Nova flinches and curls closer to the door. “I don’t mind the whistling, Myles. It’s better to hear something than nothing at all.”
The dig lands exactly where she intended. I flex my fingers against the leather seat between us, fighting the urge to drag her into my space. I wanted to see her fire return—just not while we’re trapped in a car with my head of security playing shepherd.
I grit my teeth. “Maybe you would’ve heard something if you hadn’t decided to pull that little stunt on the?—”
“Are we almost there?” She leans forward, making it clear she’s speaking to Myles and not to me.
I haven’t seen her this alive in days. It’s beautiful. It’s infuriating. It’s exactly what I need and exactly what I can’t handle right now.
“It’s just up ahead. The next right.” Myles shrugs at me in the rearview mirror, and it doesn’t matter, anyway. I kept her in the dark as long as possible.
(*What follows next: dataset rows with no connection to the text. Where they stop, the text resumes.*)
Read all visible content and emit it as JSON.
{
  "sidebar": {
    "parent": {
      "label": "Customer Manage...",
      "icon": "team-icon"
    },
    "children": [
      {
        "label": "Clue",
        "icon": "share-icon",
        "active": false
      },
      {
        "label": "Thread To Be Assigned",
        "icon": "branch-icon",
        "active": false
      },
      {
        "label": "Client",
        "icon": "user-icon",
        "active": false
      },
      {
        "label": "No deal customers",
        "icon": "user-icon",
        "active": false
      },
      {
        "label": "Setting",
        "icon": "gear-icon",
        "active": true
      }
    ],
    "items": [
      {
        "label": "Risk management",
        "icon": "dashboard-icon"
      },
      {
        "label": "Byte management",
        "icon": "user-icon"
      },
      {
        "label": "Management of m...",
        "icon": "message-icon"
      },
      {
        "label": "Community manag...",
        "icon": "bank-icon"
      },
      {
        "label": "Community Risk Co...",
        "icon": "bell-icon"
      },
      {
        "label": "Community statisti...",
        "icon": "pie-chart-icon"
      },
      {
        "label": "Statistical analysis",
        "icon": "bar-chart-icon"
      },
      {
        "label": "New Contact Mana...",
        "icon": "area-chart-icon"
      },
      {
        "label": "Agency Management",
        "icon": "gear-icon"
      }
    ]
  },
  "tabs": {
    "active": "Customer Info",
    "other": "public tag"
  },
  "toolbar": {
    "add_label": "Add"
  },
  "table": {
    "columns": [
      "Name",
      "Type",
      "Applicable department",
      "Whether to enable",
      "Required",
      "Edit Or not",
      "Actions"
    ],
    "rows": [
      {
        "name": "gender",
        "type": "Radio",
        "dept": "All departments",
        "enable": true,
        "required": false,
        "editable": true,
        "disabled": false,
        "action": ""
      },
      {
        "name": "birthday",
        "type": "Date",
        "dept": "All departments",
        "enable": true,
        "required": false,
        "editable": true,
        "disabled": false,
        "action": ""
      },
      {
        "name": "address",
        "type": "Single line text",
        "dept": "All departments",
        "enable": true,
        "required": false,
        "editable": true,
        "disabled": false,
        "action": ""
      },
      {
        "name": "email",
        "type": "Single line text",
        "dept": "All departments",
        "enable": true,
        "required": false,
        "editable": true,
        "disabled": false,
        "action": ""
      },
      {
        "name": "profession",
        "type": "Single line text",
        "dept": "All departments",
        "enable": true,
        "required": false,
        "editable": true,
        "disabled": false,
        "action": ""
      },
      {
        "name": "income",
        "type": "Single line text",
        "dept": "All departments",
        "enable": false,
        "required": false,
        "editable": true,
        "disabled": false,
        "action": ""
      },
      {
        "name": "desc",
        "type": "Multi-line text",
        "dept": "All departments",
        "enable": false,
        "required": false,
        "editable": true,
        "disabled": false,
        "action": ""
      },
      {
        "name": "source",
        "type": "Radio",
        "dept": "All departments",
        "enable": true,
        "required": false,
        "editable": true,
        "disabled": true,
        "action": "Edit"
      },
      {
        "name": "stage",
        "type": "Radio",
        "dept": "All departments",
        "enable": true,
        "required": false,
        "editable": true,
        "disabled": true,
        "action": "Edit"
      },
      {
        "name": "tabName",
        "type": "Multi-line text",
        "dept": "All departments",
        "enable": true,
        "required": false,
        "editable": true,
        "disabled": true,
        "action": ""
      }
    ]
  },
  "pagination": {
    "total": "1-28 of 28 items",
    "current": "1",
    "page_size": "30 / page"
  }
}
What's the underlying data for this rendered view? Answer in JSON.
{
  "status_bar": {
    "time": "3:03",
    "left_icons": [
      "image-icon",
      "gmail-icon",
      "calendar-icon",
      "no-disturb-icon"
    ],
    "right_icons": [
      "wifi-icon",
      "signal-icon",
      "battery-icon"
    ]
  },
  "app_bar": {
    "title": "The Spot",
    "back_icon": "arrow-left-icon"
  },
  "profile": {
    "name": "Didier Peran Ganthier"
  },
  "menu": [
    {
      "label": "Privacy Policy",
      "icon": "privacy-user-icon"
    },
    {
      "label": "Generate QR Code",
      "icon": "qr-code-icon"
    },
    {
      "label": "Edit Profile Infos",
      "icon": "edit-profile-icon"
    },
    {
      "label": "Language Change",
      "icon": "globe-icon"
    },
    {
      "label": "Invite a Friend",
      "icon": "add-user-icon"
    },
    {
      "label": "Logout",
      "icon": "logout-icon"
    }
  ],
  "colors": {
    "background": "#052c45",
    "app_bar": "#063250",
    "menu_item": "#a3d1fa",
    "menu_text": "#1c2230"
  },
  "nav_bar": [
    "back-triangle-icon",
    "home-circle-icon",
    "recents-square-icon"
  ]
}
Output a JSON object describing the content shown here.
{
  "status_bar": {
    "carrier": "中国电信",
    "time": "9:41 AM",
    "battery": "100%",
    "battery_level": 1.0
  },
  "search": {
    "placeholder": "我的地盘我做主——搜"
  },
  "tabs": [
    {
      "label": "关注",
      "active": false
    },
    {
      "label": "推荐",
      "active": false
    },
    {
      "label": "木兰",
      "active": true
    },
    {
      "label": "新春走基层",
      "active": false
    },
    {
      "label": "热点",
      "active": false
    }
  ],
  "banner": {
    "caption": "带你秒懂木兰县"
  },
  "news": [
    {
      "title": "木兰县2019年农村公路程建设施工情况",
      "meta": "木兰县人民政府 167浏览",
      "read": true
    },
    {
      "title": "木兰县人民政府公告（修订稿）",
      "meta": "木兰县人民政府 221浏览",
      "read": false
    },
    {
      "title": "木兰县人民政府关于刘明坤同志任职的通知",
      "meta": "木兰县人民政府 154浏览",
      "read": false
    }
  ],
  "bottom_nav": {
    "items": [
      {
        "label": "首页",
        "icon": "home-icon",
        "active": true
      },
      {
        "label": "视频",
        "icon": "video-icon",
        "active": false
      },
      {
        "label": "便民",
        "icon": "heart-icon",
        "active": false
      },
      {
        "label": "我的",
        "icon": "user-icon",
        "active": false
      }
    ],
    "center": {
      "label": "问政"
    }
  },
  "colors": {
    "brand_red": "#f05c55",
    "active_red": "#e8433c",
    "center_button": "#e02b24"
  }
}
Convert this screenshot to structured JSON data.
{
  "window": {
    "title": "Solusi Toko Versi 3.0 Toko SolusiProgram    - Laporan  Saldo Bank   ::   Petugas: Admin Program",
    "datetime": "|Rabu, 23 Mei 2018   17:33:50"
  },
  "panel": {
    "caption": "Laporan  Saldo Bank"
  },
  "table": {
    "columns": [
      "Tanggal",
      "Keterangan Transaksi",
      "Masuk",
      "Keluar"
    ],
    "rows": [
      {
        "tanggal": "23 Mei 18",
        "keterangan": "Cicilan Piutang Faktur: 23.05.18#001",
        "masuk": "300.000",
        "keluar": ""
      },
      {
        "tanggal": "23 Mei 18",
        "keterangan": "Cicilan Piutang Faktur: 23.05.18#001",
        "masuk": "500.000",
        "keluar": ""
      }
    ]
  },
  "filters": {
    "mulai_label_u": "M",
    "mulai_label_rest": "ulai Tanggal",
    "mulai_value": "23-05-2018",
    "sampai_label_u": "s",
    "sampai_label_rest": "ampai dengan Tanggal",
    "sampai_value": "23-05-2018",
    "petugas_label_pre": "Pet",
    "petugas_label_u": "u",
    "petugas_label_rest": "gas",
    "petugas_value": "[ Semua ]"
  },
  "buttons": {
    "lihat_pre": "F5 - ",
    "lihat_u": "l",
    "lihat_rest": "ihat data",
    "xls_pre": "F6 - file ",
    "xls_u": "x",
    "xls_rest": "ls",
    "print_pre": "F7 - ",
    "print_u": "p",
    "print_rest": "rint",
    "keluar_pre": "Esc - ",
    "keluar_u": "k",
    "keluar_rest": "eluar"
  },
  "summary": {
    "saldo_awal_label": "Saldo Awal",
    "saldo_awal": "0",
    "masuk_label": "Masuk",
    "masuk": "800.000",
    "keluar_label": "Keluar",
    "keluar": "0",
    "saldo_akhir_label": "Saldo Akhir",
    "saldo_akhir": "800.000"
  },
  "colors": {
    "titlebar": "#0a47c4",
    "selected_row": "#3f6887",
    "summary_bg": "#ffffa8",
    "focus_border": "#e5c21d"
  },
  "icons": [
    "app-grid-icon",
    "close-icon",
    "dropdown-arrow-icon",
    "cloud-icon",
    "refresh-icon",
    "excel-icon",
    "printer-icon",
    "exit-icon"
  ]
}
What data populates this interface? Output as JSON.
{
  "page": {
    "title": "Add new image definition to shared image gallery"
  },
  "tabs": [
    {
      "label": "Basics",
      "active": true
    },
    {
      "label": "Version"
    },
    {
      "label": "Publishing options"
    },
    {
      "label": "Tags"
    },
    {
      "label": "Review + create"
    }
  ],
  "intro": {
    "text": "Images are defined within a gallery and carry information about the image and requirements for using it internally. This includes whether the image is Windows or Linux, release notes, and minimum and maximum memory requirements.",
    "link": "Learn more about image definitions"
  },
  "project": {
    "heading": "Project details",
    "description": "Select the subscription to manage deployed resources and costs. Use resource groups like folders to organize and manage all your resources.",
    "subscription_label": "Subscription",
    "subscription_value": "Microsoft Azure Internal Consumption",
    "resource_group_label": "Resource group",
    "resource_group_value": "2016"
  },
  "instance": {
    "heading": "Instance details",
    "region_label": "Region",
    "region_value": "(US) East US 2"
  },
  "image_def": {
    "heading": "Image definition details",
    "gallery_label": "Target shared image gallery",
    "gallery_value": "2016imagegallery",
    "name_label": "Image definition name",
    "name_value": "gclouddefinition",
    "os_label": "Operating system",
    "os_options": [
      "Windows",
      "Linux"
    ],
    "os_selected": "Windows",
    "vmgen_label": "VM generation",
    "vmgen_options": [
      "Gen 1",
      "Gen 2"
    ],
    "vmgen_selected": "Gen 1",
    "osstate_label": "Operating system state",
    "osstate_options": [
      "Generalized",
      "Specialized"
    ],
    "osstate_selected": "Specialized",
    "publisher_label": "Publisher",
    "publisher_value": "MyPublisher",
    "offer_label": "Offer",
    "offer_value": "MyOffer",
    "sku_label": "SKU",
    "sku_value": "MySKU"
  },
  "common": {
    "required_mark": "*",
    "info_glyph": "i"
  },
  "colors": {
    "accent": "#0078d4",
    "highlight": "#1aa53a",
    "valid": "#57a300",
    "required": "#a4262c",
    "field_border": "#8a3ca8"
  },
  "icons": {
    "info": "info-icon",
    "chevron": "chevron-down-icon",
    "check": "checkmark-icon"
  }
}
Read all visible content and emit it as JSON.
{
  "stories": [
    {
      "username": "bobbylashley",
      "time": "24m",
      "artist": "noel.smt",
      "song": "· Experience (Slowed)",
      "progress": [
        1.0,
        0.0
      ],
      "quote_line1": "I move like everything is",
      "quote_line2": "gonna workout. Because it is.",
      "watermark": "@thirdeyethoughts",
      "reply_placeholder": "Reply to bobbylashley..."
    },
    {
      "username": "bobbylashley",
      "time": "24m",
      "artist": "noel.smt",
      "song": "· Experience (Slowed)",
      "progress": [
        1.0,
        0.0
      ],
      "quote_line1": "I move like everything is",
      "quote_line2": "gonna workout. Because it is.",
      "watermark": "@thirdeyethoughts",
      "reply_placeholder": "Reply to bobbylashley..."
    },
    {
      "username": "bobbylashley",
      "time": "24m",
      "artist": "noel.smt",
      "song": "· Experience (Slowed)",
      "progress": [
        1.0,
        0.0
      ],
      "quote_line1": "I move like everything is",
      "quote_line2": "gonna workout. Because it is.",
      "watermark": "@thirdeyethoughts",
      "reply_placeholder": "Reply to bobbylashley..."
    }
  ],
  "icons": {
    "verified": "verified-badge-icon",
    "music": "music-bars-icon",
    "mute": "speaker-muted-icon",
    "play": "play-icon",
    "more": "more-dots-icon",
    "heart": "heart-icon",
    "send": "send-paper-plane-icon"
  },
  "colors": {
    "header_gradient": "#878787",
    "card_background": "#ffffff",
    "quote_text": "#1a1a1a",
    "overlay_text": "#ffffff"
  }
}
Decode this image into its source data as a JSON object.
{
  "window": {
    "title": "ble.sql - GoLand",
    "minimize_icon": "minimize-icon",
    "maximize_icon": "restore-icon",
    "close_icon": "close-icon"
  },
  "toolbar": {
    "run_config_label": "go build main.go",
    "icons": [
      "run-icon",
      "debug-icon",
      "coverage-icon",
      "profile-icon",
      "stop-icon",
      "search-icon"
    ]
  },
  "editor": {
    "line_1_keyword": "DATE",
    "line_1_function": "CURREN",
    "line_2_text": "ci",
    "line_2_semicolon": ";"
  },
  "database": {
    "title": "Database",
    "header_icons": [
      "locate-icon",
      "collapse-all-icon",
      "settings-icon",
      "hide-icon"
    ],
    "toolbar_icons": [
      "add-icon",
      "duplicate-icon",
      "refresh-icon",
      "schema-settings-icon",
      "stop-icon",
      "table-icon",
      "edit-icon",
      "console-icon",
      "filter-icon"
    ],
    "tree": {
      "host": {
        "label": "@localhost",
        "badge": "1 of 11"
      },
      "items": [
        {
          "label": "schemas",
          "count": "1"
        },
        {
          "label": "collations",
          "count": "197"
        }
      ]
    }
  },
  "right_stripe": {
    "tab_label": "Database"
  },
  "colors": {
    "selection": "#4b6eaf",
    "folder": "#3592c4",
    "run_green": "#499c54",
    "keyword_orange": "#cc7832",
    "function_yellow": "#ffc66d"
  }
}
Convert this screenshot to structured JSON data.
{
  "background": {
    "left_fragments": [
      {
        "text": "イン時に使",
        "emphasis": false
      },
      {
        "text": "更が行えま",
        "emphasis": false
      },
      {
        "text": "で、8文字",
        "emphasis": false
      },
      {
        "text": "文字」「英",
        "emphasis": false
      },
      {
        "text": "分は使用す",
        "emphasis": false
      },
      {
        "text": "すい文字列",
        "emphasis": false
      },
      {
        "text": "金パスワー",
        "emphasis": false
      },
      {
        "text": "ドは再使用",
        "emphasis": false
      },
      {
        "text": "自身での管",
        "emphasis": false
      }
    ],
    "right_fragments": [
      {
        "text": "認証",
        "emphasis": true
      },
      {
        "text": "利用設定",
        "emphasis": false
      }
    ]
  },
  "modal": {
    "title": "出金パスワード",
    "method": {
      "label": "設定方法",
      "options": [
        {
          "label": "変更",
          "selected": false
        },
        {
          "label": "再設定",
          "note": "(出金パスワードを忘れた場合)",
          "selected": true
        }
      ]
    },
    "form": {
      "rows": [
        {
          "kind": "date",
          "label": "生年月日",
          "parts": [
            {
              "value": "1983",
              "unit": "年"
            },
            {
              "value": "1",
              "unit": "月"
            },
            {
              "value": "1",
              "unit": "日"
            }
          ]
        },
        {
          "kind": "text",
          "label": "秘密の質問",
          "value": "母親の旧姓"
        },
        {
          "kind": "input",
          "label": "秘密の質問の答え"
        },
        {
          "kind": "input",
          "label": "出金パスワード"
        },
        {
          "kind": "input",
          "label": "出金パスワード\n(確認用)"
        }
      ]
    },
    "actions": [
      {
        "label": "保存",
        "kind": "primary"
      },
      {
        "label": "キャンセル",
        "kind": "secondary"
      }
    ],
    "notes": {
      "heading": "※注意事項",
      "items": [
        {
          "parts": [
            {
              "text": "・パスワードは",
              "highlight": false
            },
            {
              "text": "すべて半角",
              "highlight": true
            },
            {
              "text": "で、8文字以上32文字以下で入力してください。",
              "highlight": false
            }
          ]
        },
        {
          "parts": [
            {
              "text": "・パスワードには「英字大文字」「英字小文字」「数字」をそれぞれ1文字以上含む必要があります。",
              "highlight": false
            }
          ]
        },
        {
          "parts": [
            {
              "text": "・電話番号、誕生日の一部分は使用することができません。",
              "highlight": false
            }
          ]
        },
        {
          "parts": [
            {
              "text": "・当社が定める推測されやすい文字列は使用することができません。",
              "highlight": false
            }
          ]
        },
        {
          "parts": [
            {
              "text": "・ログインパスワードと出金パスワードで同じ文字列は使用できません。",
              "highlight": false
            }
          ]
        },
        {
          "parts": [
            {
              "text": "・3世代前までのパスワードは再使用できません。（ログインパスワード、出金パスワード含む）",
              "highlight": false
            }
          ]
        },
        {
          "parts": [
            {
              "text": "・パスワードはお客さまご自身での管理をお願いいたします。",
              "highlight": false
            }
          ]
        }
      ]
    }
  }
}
We’re one turn away from me explaining why we’re gonna have to spend the next God-only-knows-how-many months in a decrepit Scottish castle. In terms of being away from Chicago, this is about as far as we could ever get.
She thinks she’s mad now.
Wait ‘til she sees our destination.
The dense canopy of Scots pines breaks just as Myles takes the final turn, revealing Castle Moorbeath in all its imposing glory. Something flickers across Nova’s face—surprise, wonder, maybea hint of the same madness that possessed me to buy this monstrosity in the first place.
She gasps, and for the first time today, she forgets to pretend I don’t exist. “We’re staying in a castle? This isn’t ‘laying low.’ There are turrets!”
“The turrets were his favorite selling point,” Myles chimes in, clearly enjoying himself. “He was going to live up there and snipe anyone who came too close.”
“Shut up, Myles,” I grumble.
My best friend is getting too close to revealing exactly how bleak things were when I bought this place. And being here after years of letting it sit empty is a sign that things are beginning to take a bleak turn again. I’d rather Nova not know all the hairy details.
Luckily, she’s caught on to another detail.
“You own a castle? Like, the whole thing?”
“They don’t sell them in halves,” I mutter.
“That’s exactly why he bought it,” Myles says cheerfully. “Because he could have the whole thing to himself. He was tired of dealing in halves after settling with Katerina.”
I punch my fist into the back of Myles’s seat. “Watch the road. It’s narrowing up ahead.”
I turn back to Nova, ready to face whatever wrath is coming my way for bringing her to three hundred acres of wet, overcast solitude. But she’s gaping wide-eyed and slack-jawed through the window. She fumbles with the switch for a second before rolling her window down so she can take a deep breath.
As much as I want to believe my eyes are deceiving me, I think she actually might be smiling.
Myles pulls the car through an ancient stone gate crawling with moss and stops in front of the castle. No sooner than the engine is off, two fluffy shapes bound around the far side of the castle, bounding towards the car.
Nova squeals and flies out of the car to meet them.
I watch through the open door as she drops to her knees and greets two floppy-eared border collies. They look like they’re fresh from a dog food commercial.
“Look at the two of you!” she coos, accepting their face licks and cuddles with more excitement than she’s shown for anything in days.
Myles loops his arm over the passenger seat and turns to look back at me.
“Don’t fucking say a word,” I growl.
He snorts. “I wasn’t going to.”
He doesn’t need to. The truth is written all over Nova’s radiant face as she scratches behind the dogs’ ears and asks their names.
Nova loves it here.
Two weeks pass with relative ease. It’s a quiet existence. With Myles back in Chicago to shore up our operations there, I begin work before the sun is up and I don’t stop until long after it’s set beyond the pines.